>>6110978I've tried to use the real timeline as far as possible, as I will for most weapon systems that actually exist rather than having been cancelled after the Cold War, but honestly trying to follow the development of US cruise missiles has given me a headache. As in, I've literally gone crawling through congressional budgetary reports to make sure I'm understanding the timelines right to figure out which services got which variants when and on what platforms, and I'm still not sure I have it all straight.
As far as I can reliably answer, the AGM-84H/K SLAM-ER would be the and most advanced longest-ranged anti-ship cruise missile available to Enterprise ca. her final deployment in 2012. The AGM-158A JASSM was Air Force-only until later. The anti-ship RGM-109B TASM was withdrawn from service in 1994, as its utility was rather limited and not really huge improvement over existing AShMs, as the primary limitations of any anti-ship weapon are the sensory capabilities of the launch platform and not the weapon itself.

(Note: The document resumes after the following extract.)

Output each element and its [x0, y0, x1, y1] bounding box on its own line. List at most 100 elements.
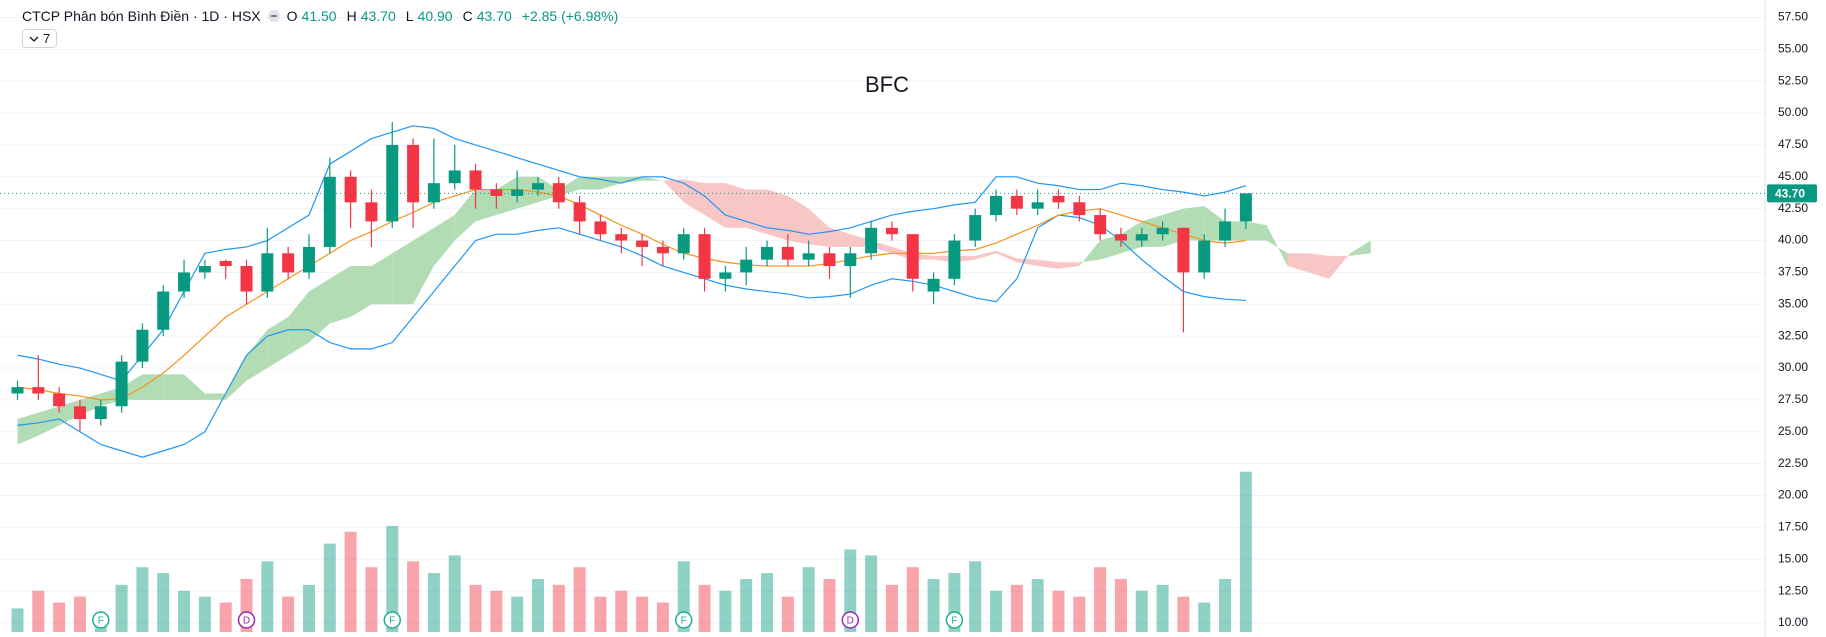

That's part of why Chinese anti-ship ballistic missiles aren't quite as bad a threat as they're made out to be, just as Soviet supersonic anti-ship missiles were during the Cold War. Certainly they're dangerous, but you still have to localise and target the enemy fleet first, which against the vastness of the sea is not as easy as it sounds. The PLA's ISR satellite capabilities are what actually make them dangerous, as they have frequent-enough and high-enough-quality satellite coverage for tactical use, which the USSR never did.